- Bitcoin ETFs recorded the highest inflows in nearly five months.
- ETFs could likely overtake Satoshi’s holdings by December.
Bitcoin [BTC] continued to exceed expectations with its staggering price rise and record-breaking exchange-traded fund (ETF) inflows.
On the 29th of October, BTC peaked at over $73,000. Simultaneously, spot BTC ETFs reported a net inflow of $870 million, according to data from SoSo Value.
This marked the highest single-day net inflow since early June.
It is worth noting that typically, such volumes spike during downturns are anticipated as investors “buy the dip.”
Ergo, the question: why are inflows surging alongside a rising BTC price?
Why are Bitcoin ETF inflows rising?
Interestingly, Eric Balchunas, senior ETF analyst at Bloomberg, also found this rise “a bit odd” in a recent post on X. However, he explained:
“Occasionally tho volume can spike if there a FOMO-ing frenzy.”
The analyst further remarked,
“Look for (more) big inflows this week.”
He added that iShares Bitcoin Trust ($IBIT) saw trading volumes soar to $3.3 billion, the largest figure in six months. Nonetheless, this product wasn’t the only one seeing elevated trading volumes.
Although it led by a significant margin, all major Bitcoin ETFs experienced increased activity, suggesting that FOMO was definitely at play.
ETFs closing in on Satoshi
Notably, inflows weren’t the only area where ETFs seemed to be thriving. In another post, Balchunas highlighted that a major milestone looms for Bitcoin ETFs as the total BTC held by U.S. spot ETFs is set to surpass 1 million BTC by next Wednesday.

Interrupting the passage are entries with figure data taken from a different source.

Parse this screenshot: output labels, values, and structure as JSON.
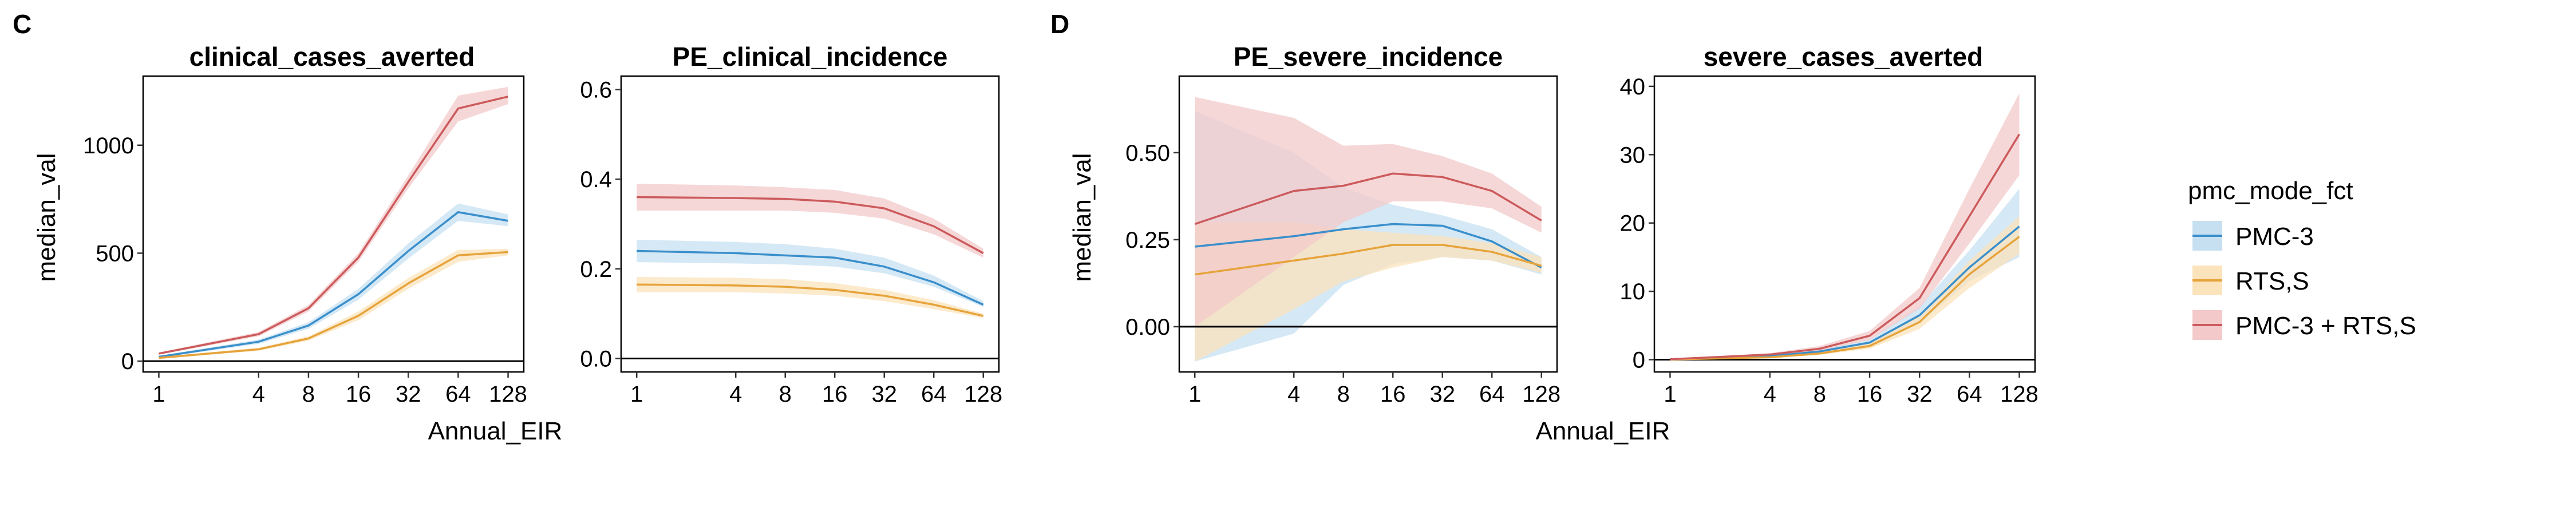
{
  "panel_labels": [
    "C",
    "D"
  ],
  "legend": {
    "title": "pmc_mode_fct",
    "items": [
      {
        "label": "PMC-3",
        "line_color": "#3A8FCB",
        "fill_color": "#C7E0F1"
      },
      {
        "label": "RTS,S",
        "line_color": "#E6A33A",
        "fill_color": "#FBE3BB"
      },
      {
        "label": "PMC-3 + RTS,S",
        "line_color": "#CC5A5C",
        "fill_color": "#F3C9CA"
      }
    ]
  },
  "axis_titles": {
    "x_left": "Annual_EIR",
    "x_right": "Annual_EIR",
    "y_left": "median_val",
    "y_right": "median_val"
  },
  "chart_data": [
    {
      "type": "area",
      "title": "clinical_cases_averted",
      "x": [
        1,
        4,
        8,
        16,
        32,
        64,
        128
      ],
      "x_scale": "log2",
      "x_ticks": [
        "1",
        "4",
        "8",
        "16",
        "32",
        "64",
        "128"
      ],
      "y_ticks": [
        0,
        500,
        1000
      ],
      "y_tick_labels": [
        "0",
        "500",
        "1000"
      ],
      "ylim": [
        -50,
        1320
      ],
      "hline": 0,
      "series": [
        {
          "name": "PMC-3",
          "values": [
            20,
            90,
            165,
            310,
            510,
            690,
            650
          ],
          "lower": [
            15,
            80,
            150,
            285,
            475,
            650,
            625
          ],
          "upper": [
            25,
            100,
            180,
            335,
            545,
            730,
            680
          ]
        },
        {
          "name": "RTS,S",
          "values": [
            15,
            55,
            105,
            210,
            360,
            490,
            505
          ],
          "lower": [
            10,
            48,
            95,
            190,
            335,
            460,
            490
          ],
          "upper": [
            20,
            62,
            115,
            230,
            385,
            515,
            520
          ]
        },
        {
          "name": "PMC-3 + RTS,S",
          "values": [
            35,
            125,
            245,
            480,
            830,
            1170,
            1225
          ],
          "lower": [
            30,
            115,
            230,
            460,
            800,
            1110,
            1190
          ],
          "upper": [
            40,
            135,
            260,
            500,
            860,
            1230,
            1270
          ]
        }
      ]
    },
    {
      "type": "area",
      "title": "PE_clinical_incidence",
      "x": [
        1,
        4,
        8,
        16,
        32,
        64,
        128
      ],
      "x_scale": "log2",
      "x_ticks": [
        "1",
        "4",
        "8",
        "16",
        "32",
        "64",
        "128"
      ],
      "y_ticks": [
        0.0,
        0.2,
        0.4,
        0.6
      ],
      "y_tick_labels": [
        "0.0",
        "0.2",
        "0.4",
        "0.6"
      ],
      "ylim": [
        -0.03,
        0.63
      ],
      "hline": 0,
      "series": [
        {
          "name": "PMC-3",
          "values": [
            0.24,
            0.235,
            0.23,
            0.225,
            0.205,
            0.17,
            0.12
          ],
          "lower": [
            0.215,
            0.212,
            0.21,
            0.205,
            0.19,
            0.16,
            0.115
          ],
          "upper": [
            0.265,
            0.26,
            0.255,
            0.245,
            0.225,
            0.185,
            0.128
          ]
        },
        {
          "name": "RTS,S",
          "values": [
            0.165,
            0.163,
            0.16,
            0.153,
            0.14,
            0.12,
            0.095
          ],
          "lower": [
            0.148,
            0.148,
            0.145,
            0.14,
            0.128,
            0.11,
            0.09
          ],
          "upper": [
            0.182,
            0.18,
            0.177,
            0.168,
            0.153,
            0.13,
            0.1
          ]
        },
        {
          "name": "PMC-3 + RTS,S",
          "values": [
            0.36,
            0.358,
            0.356,
            0.35,
            0.335,
            0.295,
            0.235
          ],
          "lower": [
            0.33,
            0.33,
            0.33,
            0.325,
            0.312,
            0.277,
            0.225
          ],
          "upper": [
            0.39,
            0.386,
            0.382,
            0.376,
            0.357,
            0.312,
            0.245
          ]
        }
      ]
    },
    {
      "type": "area",
      "title": "PE_severe_incidence",
      "x": [
        1,
        4,
        8,
        16,
        32,
        64,
        128
      ],
      "x_scale": "log2",
      "x_ticks": [
        "1",
        "4",
        "8",
        "16",
        "32",
        "64",
        "128"
      ],
      "y_ticks": [
        0.0,
        0.25,
        0.5
      ],
      "y_tick_labels": [
        "0.00",
        "0.25",
        "0.50"
      ],
      "ylim": [
        -0.13,
        0.72
      ],
      "hline": 0,
      "series": [
        {
          "name": "PMC-3",
          "values": [
            0.23,
            0.26,
            0.28,
            0.295,
            0.29,
            0.245,
            0.17
          ],
          "lower": [
            -0.1,
            -0.02,
            0.12,
            0.18,
            0.2,
            0.19,
            0.15
          ],
          "upper": [
            0.62,
            0.5,
            0.4,
            0.35,
            0.32,
            0.28,
            0.2
          ]
        },
        {
          "name": "RTS,S",
          "values": [
            0.15,
            0.19,
            0.21,
            0.235,
            0.235,
            0.215,
            0.175
          ],
          "lower": [
            -0.1,
            0.05,
            0.13,
            0.17,
            0.2,
            0.19,
            0.155
          ],
          "upper": [
            0.3,
            0.3,
            0.28,
            0.27,
            0.26,
            0.24,
            0.2
          ]
        },
        {
          "name": "PMC-3 + RTS,S",
          "values": [
            0.295,
            0.39,
            0.405,
            0.44,
            0.43,
            0.39,
            0.305
          ],
          "lower": [
            0.0,
            0.2,
            0.3,
            0.36,
            0.36,
            0.34,
            0.27
          ],
          "upper": [
            0.66,
            0.6,
            0.52,
            0.525,
            0.49,
            0.44,
            0.345
          ]
        }
      ]
    },
    {
      "type": "area",
      "title": "severe_cases_averted",
      "x": [
        1,
        4,
        8,
        16,
        32,
        64,
        128
      ],
      "x_scale": "log2",
      "x_ticks": [
        "1",
        "4",
        "8",
        "16",
        "32",
        "64",
        "128"
      ],
      "y_ticks": [
        0,
        10,
        20,
        30,
        40
      ],
      "y_tick_labels": [
        "0",
        "10",
        "20",
        "30",
        "40"
      ],
      "ylim": [
        -1.8,
        41.5
      ],
      "hline": 0,
      "series": [
        {
          "name": "PMC-3",
          "values": [
            0.05,
            0.5,
            1.2,
            2.5,
            6.5,
            13.5,
            19.5
          ],
          "lower": [
            0.02,
            0.35,
            0.9,
            2.0,
            5.3,
            11.5,
            15.0
          ],
          "upper": [
            0.08,
            0.65,
            1.5,
            3.0,
            7.8,
            16.0,
            25.0
          ]
        },
        {
          "name": "RTS,S",
          "values": [
            0.03,
            0.35,
            0.9,
            2.0,
            5.5,
            12.5,
            18.0
          ],
          "lower": [
            0.01,
            0.25,
            0.7,
            1.6,
            4.5,
            10.5,
            15.5
          ],
          "upper": [
            0.05,
            0.45,
            1.1,
            2.4,
            6.5,
            14.5,
            21.0
          ]
        },
        {
          "name": "PMC-3 + RTS,S",
          "values": [
            0.06,
            0.75,
            1.6,
            3.5,
            9.0,
            21.0,
            33.0
          ],
          "lower": [
            0.03,
            0.55,
            1.3,
            2.9,
            7.5,
            17.0,
            27.0
          ],
          "upper": [
            0.09,
            0.95,
            2.0,
            4.2,
            10.5,
            25.0,
            39.0
          ]
        }
      ]
    }
  ]
}
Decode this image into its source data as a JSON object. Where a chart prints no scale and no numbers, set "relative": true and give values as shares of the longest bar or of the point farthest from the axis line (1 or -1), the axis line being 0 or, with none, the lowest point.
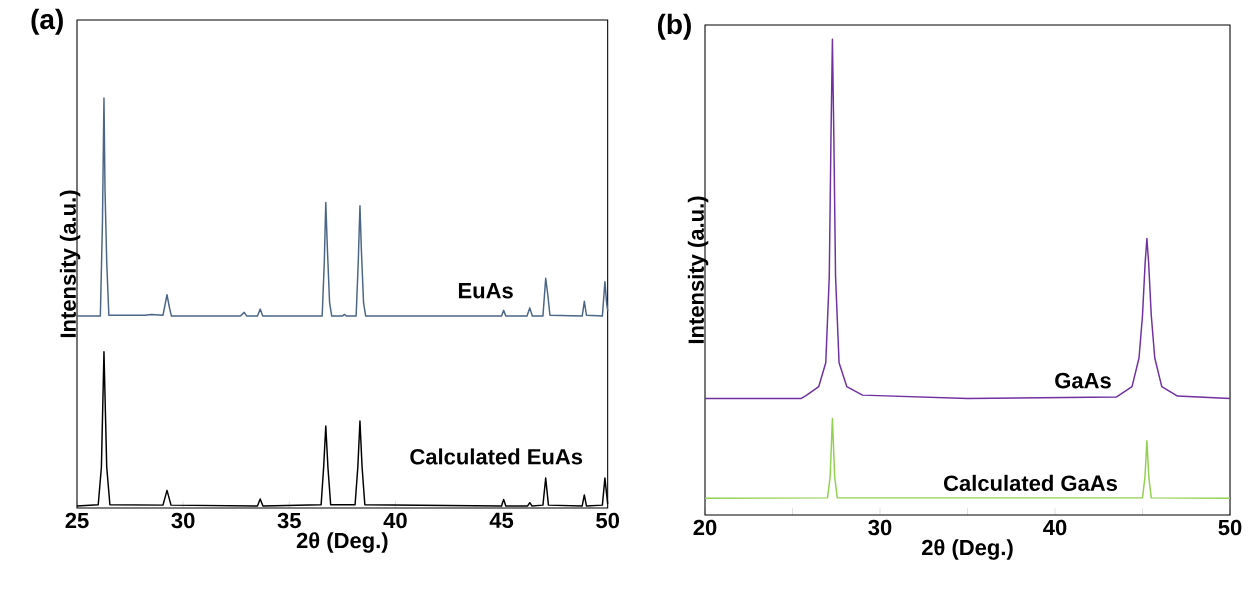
{
  "chart_data": [
    {
      "type": "line",
      "title": "(a)",
      "xlabel": "2θ (Deg.)",
      "ylabel": "Intensity (a.u.)",
      "relative": true,
      "xlim": [
        25,
        50
      ],
      "xticks": [
        25,
        30,
        35,
        40,
        45,
        50
      ],
      "series": [
        {
          "name": "EuAs",
          "color": "#4a6585",
          "x": [
            25,
            26.1,
            26.2,
            26.27,
            26.32,
            26.4,
            26.5,
            28.2,
            28.5,
            29.05,
            29.24,
            29.35,
            29.45,
            32.7,
            32.88,
            33.0,
            33.5,
            33.63,
            33.75,
            36.55,
            36.65,
            36.72,
            36.8,
            36.9,
            37.0,
            37.5,
            37.6,
            37.7,
            38.15,
            38.25,
            38.33,
            38.4,
            38.5,
            38.6,
            45.0,
            45.1,
            45.2,
            46.2,
            46.33,
            46.45,
            46.95,
            47.08,
            47.18,
            47.28,
            48.8,
            48.9,
            49.0,
            49.75,
            49.87,
            49.95,
            50
          ],
          "values": [
            0.468,
            0.468,
            0.7,
            1.0,
            0.774,
            0.6,
            0.47,
            0.47,
            0.472,
            0.47,
            0.52,
            0.49,
            0.468,
            0.468,
            0.477,
            0.468,
            0.468,
            0.485,
            0.468,
            0.468,
            0.6,
            0.745,
            0.626,
            0.5,
            0.468,
            0.468,
            0.472,
            0.468,
            0.468,
            0.6,
            0.737,
            0.625,
            0.5,
            0.468,
            0.468,
            0.482,
            0.468,
            0.468,
            0.488,
            0.468,
            0.468,
            0.56,
            0.52,
            0.47,
            0.468,
            0.504,
            0.47,
            0.468,
            0.552,
            0.5,
            0.48
          ]
        },
        {
          "name": "Calculated EuAs",
          "color": "#000000",
          "x": [
            25,
            26.0,
            26.15,
            26.27,
            26.4,
            26.55,
            29.05,
            29.24,
            29.43,
            33.5,
            33.63,
            33.76,
            36.5,
            36.62,
            36.72,
            36.82,
            36.95,
            38.1,
            38.23,
            38.33,
            38.43,
            38.56,
            45.0,
            45.1,
            45.2,
            46.23,
            46.33,
            46.43,
            46.95,
            47.08,
            47.21,
            48.8,
            48.9,
            49.0,
            49.75,
            49.87,
            50
          ],
          "values": [
            0.005,
            0.008,
            0.1,
            0.381,
            0.1,
            0.008,
            0.007,
            0.043,
            0.007,
            0.005,
            0.022,
            0.005,
            0.008,
            0.1,
            0.2,
            0.1,
            0.008,
            0.008,
            0.1,
            0.212,
            0.1,
            0.008,
            0.005,
            0.021,
            0.005,
            0.005,
            0.013,
            0.005,
            0.007,
            0.073,
            0.007,
            0.005,
            0.032,
            0.005,
            0.007,
            0.073,
            0.01
          ]
        }
      ]
    },
    {
      "type": "line",
      "title": "(b)",
      "xlabel": "2θ (Deg.)",
      "ylabel": "Intensity (a.u.)",
      "relative": true,
      "xlim": [
        20,
        50
      ],
      "xticks": [
        20,
        {
          "value": 25,
          "label": null
        },
        30,
        {
          "value": 35,
          "label": null
        },
        40,
        {
          "value": 45,
          "label": null
        },
        50
      ],
      "series": [
        {
          "name": "GaAs",
          "color": "#7030a0",
          "x": [
            20,
            25.5,
            25.77,
            26.5,
            26.9,
            27.1,
            27.2,
            27.28,
            27.36,
            27.46,
            27.66,
            28.1,
            29,
            35,
            43.5,
            44.4,
            44.8,
            45.0,
            45.15,
            45.25,
            45.35,
            45.5,
            45.7,
            46.1,
            47,
            50
          ],
          "values": [
            0.245,
            0.245,
            0.251,
            0.27,
            0.32,
            0.5,
            0.8,
            1.0,
            0.8,
            0.5,
            0.32,
            0.27,
            0.252,
            0.245,
            0.248,
            0.27,
            0.33,
            0.42,
            0.53,
            0.581,
            0.53,
            0.42,
            0.33,
            0.27,
            0.25,
            0.245
          ]
        },
        {
          "name": "Calculated GaAs",
          "color": "#92d050",
          "x": [
            20,
            27.0,
            27.15,
            27.28,
            27.41,
            27.56,
            45.0,
            45.14,
            45.25,
            45.36,
            45.5,
            50
          ],
          "values": [
            0.035,
            0.036,
            0.08,
            0.203,
            0.08,
            0.036,
            0.036,
            0.08,
            0.156,
            0.08,
            0.036,
            0.035
          ]
        }
      ]
    }
  ]
}
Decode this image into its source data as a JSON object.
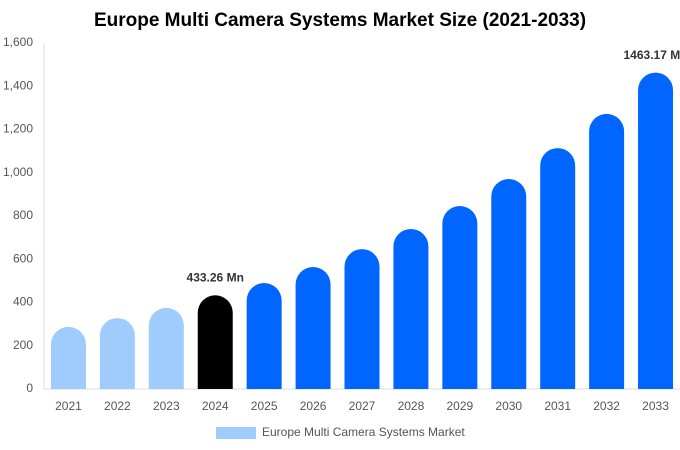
{
  "chart_data": {
    "type": "bar",
    "title": "Europe Multi Camera Systems Market Size (2021-2033)",
    "categories": [
      "2021",
      "2022",
      "2023",
      "2024",
      "2025",
      "2026",
      "2027",
      "2028",
      "2029",
      "2030",
      "2031",
      "2032",
      "2033"
    ],
    "series": [
      {
        "name": "Europe Multi Camera Systems Market",
        "color": "#a0cbfd",
        "values": [
          287,
          328,
          375,
          433.26,
          490,
          564,
          647,
          740,
          846,
          971,
          1114,
          1272,
          1463.17
        ],
        "value_labels": [
          null,
          null,
          null,
          "433.26 Mn",
          null,
          null,
          null,
          null,
          null,
          null,
          null,
          null,
          "1463.17 Mn"
        ],
        "bar_colors": [
          "#a0cbfd",
          "#a0cbfd",
          "#a0cbfd",
          "#000000",
          "#0066ff",
          "#0066ff",
          "#0066ff",
          "#0066ff",
          "#0066ff",
          "#0066ff",
          "#0066ff",
          "#0066ff",
          "#0066ff"
        ]
      }
    ],
    "ylim": [
      0,
      1600
    ],
    "yticks": [
      0,
      200,
      400,
      600,
      800,
      {
        "value": 1000,
        "label": "1,000"
      },
      {
        "value": 1200,
        "label": "1,200"
      },
      {
        "value": 1400,
        "label": "1,400"
      },
      {
        "value": 1600,
        "label": "1,600"
      }
    ],
    "grid": false
  }
}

Furthermore, it could exceed the holdings attributed to Bitcoin’s creator, Satoshi Nakamoto, by mid-December.
He noted that the ETFs have been acquiring approximately 17,000 BTC weekly, pushing them closer to holding more Bitcoin than the iconic Satoshi wallet—a historic achievement for this asset class.
Yet, Balchunas cautioned that this rapid accumulation isn’t without potential disruption, stating,
“Anything can happen, eg a violent selloff and all this is delayed albeit still inevitable.”
He added that, under certain conditions, including a price surge or Donald Trump taking the Oval Office, FOMO could accelerate the timeline even further.
Institutional demand continues to climb
Meanwhile, the acceptance of Bitcoin ETFs has expanded across every type of institutional investor. Balchunas noted that recently, Emory University became the first endowment fund to report a Bitcoin ETF position.
The university disclosed ownership of over $15 million worth of shares in the Grayscale Bitcoin Mini Trust in a filing with the U.S. Securities and Exchange Commission [SEC].
This development signaled that Bitcoin ETFs are now represented in a broad spectrum of institutional categories, including banks, hedge funds, insurance companies, advisors, pensions, venture capital, and family offices.
Read Bitcoin’s [BTC] Price Prediction 2024–2025
For an ETF market segment under a year old, this level of institutional adoption underscored Bitcoin’s maturing role in traditional finance and its appeal among professional investors.